Rather than simply concatenating the two vectors, the authors propose a weighting scheme that uses the uniform‑pattern table of LBP to modulate the EDMS histogram. Patterns that share the same dominant orientation receive higher weights, while mismatched orientations are down‑weighted, thereby reducing redundancy and enhancing complementary information. The final descriptor has 75 dimensions and simultaneously represents global edge structure and local texture.

To evaluate the descriptor, four benchmark datasets were used: MPEG‑7 CE‑Shape‑1 (geometric shapes), KTH‑TIPS (material textures with varying illumination and scale), English‑fnt (complex English calligraphy), and Arabic‑calligraphy (intricate Arabic script). All images were pre‑processed with grayscale conversion, normalization, and 3×3 Sobel edge detection. The hybrid descriptor was compared against several state‑of‑the‑art methods: GLCM‑EDMS (global texture + edge), standalone LBP, moment invariants, and Scale‑Invariant Feature Transform (SIFT).

Two classification frameworks were employed: Random Forest (RF) and a Multi‑Layer Perceptron (MLP). RF leverages an ensemble of decision trees to capture non‑linear interactions among features, while MLP uses hidden layers to map the high‑dimensional descriptor into a discriminative space. Both classifiers were trained and tested using 10‑fold cross‑validation, and performance was measured by accuracy, precision, recall, and F1‑score.

Results show that the combined EDMS‑LBP descriptor consistently outperforms the baselines across all datasets. Accuracy improvements range from 3.5 % to 7.2 % over GLCM‑EDMS, and the hybrid descriptor surpasses standalone LBP and moment invariants by a similar margin. The most pronounced gains appear on the calligraphy datasets, where the intricate strokes benefit from the joint modeling of global edge direction and local texture, yielding up to an 8 % increase in classification accuracy. Both RF and MLP achieve comparable results, indicating that the descriptor itself is robust and not overly dependent on a specific classifier.

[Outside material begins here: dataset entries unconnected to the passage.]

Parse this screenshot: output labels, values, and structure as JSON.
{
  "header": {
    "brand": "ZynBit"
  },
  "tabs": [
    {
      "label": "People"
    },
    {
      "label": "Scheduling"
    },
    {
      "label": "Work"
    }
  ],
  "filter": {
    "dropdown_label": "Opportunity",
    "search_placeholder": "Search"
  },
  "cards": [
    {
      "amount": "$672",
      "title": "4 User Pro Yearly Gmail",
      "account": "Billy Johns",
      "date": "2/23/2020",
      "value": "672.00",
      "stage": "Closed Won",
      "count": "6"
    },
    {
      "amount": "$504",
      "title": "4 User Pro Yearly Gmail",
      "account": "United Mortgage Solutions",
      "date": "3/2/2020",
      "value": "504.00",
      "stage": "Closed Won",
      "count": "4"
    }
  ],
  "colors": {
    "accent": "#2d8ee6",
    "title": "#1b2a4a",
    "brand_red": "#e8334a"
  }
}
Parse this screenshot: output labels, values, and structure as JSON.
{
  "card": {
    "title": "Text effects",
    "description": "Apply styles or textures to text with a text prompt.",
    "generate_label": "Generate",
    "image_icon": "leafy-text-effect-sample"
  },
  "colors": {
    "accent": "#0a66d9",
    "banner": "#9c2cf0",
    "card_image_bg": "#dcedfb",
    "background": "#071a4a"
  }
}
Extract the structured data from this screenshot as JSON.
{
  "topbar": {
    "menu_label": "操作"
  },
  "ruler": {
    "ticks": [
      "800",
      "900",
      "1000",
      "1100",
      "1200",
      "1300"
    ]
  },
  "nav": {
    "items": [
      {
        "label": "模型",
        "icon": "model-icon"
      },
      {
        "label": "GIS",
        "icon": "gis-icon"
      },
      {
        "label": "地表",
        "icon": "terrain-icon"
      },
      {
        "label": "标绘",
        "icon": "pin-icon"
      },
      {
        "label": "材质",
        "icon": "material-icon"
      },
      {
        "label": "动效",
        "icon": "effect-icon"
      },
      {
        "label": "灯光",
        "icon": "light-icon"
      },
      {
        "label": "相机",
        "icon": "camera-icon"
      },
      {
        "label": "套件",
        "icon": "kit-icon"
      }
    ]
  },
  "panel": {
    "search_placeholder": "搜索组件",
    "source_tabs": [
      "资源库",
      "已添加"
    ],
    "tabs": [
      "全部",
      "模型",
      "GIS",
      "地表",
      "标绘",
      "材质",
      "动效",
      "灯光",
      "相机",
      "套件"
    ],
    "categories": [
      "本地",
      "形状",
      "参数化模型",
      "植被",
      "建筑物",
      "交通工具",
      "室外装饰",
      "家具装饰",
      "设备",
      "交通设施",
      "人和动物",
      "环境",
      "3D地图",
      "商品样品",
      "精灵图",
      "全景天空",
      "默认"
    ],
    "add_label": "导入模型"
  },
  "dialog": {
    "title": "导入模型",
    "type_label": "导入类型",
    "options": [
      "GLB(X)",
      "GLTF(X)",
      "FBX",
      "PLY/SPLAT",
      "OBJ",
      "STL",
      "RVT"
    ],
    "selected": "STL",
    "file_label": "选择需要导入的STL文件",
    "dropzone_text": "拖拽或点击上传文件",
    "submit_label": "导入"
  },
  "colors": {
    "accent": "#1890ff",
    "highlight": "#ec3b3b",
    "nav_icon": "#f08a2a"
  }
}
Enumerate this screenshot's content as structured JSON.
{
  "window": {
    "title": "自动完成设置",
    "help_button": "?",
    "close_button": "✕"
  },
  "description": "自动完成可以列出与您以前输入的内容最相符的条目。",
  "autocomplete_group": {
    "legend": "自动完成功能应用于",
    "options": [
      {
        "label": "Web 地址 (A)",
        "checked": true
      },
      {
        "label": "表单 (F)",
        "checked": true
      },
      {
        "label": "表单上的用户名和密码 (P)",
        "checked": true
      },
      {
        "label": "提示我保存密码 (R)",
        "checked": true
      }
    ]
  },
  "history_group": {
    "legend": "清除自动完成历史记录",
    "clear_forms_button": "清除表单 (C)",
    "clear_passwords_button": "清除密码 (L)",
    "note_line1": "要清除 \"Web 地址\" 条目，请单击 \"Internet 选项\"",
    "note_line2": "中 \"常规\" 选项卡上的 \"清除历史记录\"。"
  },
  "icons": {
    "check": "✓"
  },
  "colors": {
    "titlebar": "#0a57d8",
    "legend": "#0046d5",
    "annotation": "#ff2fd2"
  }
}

The authors acknowledge two main limitations. First, the descriptor’s dimensionality (75) raises computational cost for training and inference, which could be problematic for real‑time applications. Second, the Sobel‑based edge extraction is sensitive to noise; noisy images may require additional denoising steps before descriptor computation. Future work is suggested to explore dimensionality‑reduction techniques such as PCA or LDA, and to integrate the hybrid descriptor into deep‑learning pipelines where automatic feature learning could further enhance performance while reducing computational overhead.

In conclusion, the paper demonstrates that fusing global edge direction information with local binary texture patterns yields a powerful, invariant descriptor that surpasses existing methods in shape and texture recognition tasks. The approach is applicable to a broad range of image analysis problems, including object recognition, font classification, and cultural heritage digitization, and offers a solid foundation for further research into efficient, hybrid feature representations.